Section 1 provides that Apapa, Ikeja GRA, Ikoyi and Victoria Island are EXEMPTED from the application of the Tenancy Law. It does come with the proviso that the Governor of Lagos may from time to time increase the exemption list of areas but importantly, it does not say that he can remove any exempted area from the list.
What do Apapa, Ikeja GRA, Ikoyi and Victoria Island have in common? Can you see the bacon clearly now? No, it is not Shoprite malls, it is the possibility of having a neighbor who is a member of Lagos’ political elite in these districts. All Lagosians know that. Even more sinister is having a member of the same elite as your landlord!
It is worthy to note that in legal circles, Lagos is overwhelmingly seen as the most progressive legal jurisdiction in the country. That simply means that the level of legal innovation in Lagos State far outclasses every other part of the country. It’s not like the tenants living along Isaac John Street in Ikeja GRA care anyway.
A final example will ensure you score an A Grade in my legal math class. In an obscure part of the Penal Code which has the force of law in the whole of the North you will find the offence of criminal trespass.
Criminal trespass broken down to its lowest common denominator would presuppose that say, if you enter another person’s property to commit an offence, intimidate, insult or annoy the owner of the property, or you entered lawfully but then you spiraled out of control, you’ll be guilty an offence.

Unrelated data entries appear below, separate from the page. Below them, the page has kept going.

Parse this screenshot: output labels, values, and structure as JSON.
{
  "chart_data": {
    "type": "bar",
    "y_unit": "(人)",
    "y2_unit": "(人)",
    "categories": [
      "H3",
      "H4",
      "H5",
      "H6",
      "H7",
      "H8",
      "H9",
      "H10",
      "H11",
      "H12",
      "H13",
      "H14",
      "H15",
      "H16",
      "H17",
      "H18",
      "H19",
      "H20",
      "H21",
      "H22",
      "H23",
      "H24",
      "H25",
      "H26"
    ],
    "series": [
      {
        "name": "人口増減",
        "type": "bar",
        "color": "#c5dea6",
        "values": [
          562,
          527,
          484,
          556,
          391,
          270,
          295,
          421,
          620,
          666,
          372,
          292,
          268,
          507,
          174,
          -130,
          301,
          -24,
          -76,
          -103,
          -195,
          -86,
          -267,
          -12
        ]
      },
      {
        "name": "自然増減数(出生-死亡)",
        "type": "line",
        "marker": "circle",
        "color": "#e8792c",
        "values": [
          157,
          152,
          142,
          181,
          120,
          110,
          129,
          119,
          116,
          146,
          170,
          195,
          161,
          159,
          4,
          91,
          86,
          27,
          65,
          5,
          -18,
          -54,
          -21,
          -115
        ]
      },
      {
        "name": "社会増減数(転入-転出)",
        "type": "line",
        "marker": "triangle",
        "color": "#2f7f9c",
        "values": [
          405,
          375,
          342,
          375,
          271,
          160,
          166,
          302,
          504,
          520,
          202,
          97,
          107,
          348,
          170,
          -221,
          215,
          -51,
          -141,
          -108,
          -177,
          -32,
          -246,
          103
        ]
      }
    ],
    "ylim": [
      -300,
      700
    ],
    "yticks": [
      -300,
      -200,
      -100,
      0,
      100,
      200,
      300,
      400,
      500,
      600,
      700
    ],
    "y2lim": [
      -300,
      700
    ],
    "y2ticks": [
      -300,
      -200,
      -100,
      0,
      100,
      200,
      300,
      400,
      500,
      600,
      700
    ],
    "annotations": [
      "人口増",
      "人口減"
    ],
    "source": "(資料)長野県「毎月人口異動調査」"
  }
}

Now, Section 348 states that the imprisonment for say, going to your boyfriend’s house and breaking his head with a bottle of moet, is a term of imprisonment ‘which may extend to one year’ or a fine of one hundred naira or both. Such sentences in law are known as discretionary sentences meaning that they essential rely on the judge to look at the facts of the case and decide if you merit the low end or the high end of what the law prescribes. And the facts may be widely different yet still fall under the same category of offence.
So for instance, in our hypothetical case, assuming the boyfriend does not die, going to prison for four to six months or even less may be appropriate. If you just went to your neighbours and threatened to kill him, but did no more than that, a fine option or a fine and say two or three months may be deemed okay.
However, if you forced your way into the compound, stole a whole barn of yams and vandalized property in the process, you’ll agree with me that the maximum term of a year and a fine will not be excessive.
The only catch with Section 348 of the Penal Code would be the ridiculous fine on one hundred naira. And if you think this is just a notable exception, you’ll be dead wrong. Open the Criminal Code and be blessed.
We can make the argument that Justice Talba did not exercise his discretion properly and that the EFCC lawyers did not charge Mr. Yusuf under the most stringent laws available, and those will be valid points.
However, we cannot escape the most important factor in the war against corruption and that is at the core of the conundrum of the judge and the lawyer, our laws are simply not biting enough. We are not the originators of our laws, we just simply operate it. It has always, and still is a delicate balancing act.
The punishment sections of our laws need to be ramped up to serve as a deterrent to engage in corrupt practices as against incentivizing the public expression of greed which is what it is seemingly doing at the moment.
While we go hard to work reforming our laws, can I just say one other thing? Please stop hating on the legal system. Imperfect as we may be, the buck does not stop with us. It stops at the desk of that legislative committee.